The steroidal module of the Athlete Biological Passport has now been in use for 24 months. The biomarkers used are testosterone, four of its metabolites and epitestosterone. Using these, five steroid ratios are calculated and monitored in the adaptive model. An atypical passport finding will be generated if any of these ratios are outside the individual reference limits, and it is the task of the Athlete Passport Management Unit to evaluate whether further confirmation (i.e. IRMS or follow up testing) is needed. With the exception of the extensively studied T/E ratio, the impact of doping or other confounding factors on the other biomarkers needs further investigation. The largest confounders of the steroid biomarkers are genetic factors, bacterial contamination, alcohol and certain non-prohibited drugs. These confounders are well known and the adaptive model compensates for these, or, in the case of alcohol and bacterial contamination, this is reported by the laboratory. However, it is evident after two years of monitoring steroid ratios in the biological passport that there is still large unexplained variation in the ratios. The origin and extent of this variation in actual doping test results and longitudinal profiles in athletes have not been investigated to date. 
This will be a retrospective study analyzing the variation in steroid profiles (single samples) for > 6000 urine samples, as well as longitudinal profiles (passports) in athletes with >10 samples in their steroidal passport (n ≈ 200), from the beginning of 2014 to date. In order to improve the future interpretation of steroid profiles, we will study the behavior of the biomarkers in e.g. different types of sport, in/out of competition samples, seasonal variations, in athletes using non-prohibited drugs as well as in reported AAFs for prohibited drugs (anabolic agents and/or hormones and metabolic modulators).

Main Findings: 

The steroid module of the Athlete Biological Passport has now been in use for about four years. Its usefulness has been proven when detecting doping with endogenous steroids, e.g. testosterone, especially in individuals with naturally low T/E ratios due to the UGT2B17 deletion polymorphism, with an increased number of positive IRMS analyses in samples with T/E < 4.0. However, the steroid profiles are complicated to interpret and there is still much variation in the five ratios that is difficult to explain.

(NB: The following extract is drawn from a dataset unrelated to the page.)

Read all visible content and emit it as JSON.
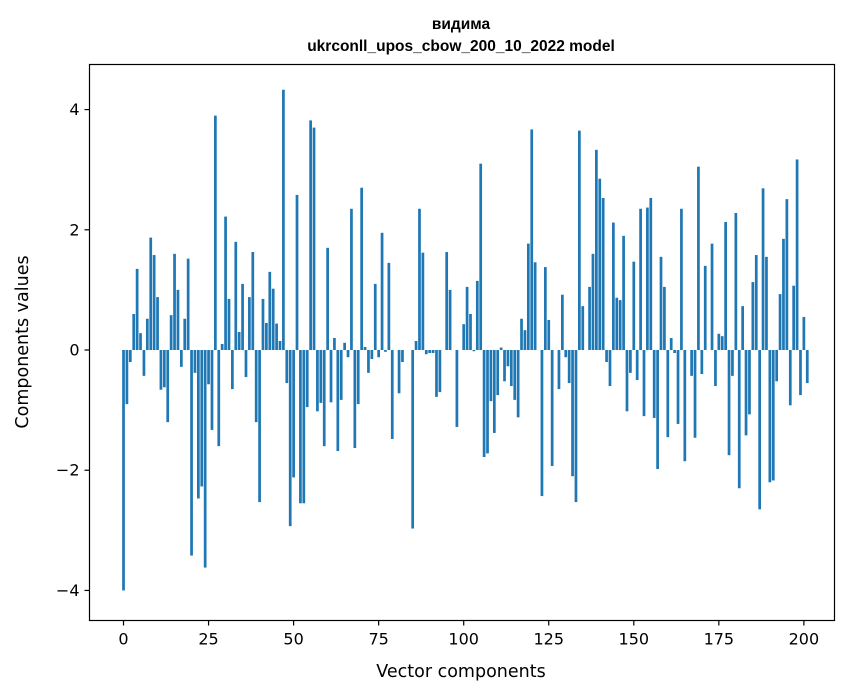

A large systematic study of natural variation and confounders of the steroid ratios and concentrations is needed in order to provide the scientists evaluating the passport with sharper tools, not only to select the profiles suspicious of doping, but also to be able to reject and not spend unnecessary time and resources on profiles showing atypical results due to natural causes. The ultimate goal is to be able to proceed with a passport case, where the steroidal passport is the only evidence of doping.

In this study, we used over 11 000 steroid profiles from Swedish and Norwegian athletes to determine both the inter- and intra-individual variations of all steroids and ratios in the steroidal passport. Furthermore, we investigated if these variations could be associated with factors such as gender, age, type of sport, collection time of day and time of year as well as if the sample was taken in competition or out of competition.

We show that there are factors reported in today’s doping tests that significantly affect the steroid profiles. There were large interindividual variation in the steroid profiles and only part of this variation, up to 16 %, could be explained by the factors studied. The factors with the largest influence on the steroid profile was what type of sport classification the athlete belonged to and if the urine was collected In or Out of Competition. For women all steroids showed higher levels when collected IC than OOC except for 5βAdiol. T/E, A/Etio and 5αAdiol/5βAdiol show higher levels in competition whereas A/T and 5αAdiol/E are lower. For men all ratios but A/T were affected but to a lesser extent. There were also significant differences based on what time of day and time of year the urine sample was collected.

If these significant changes are relevant when longitudinally monitoring athletes in the steroidal module of the ABP, must be further evaluated.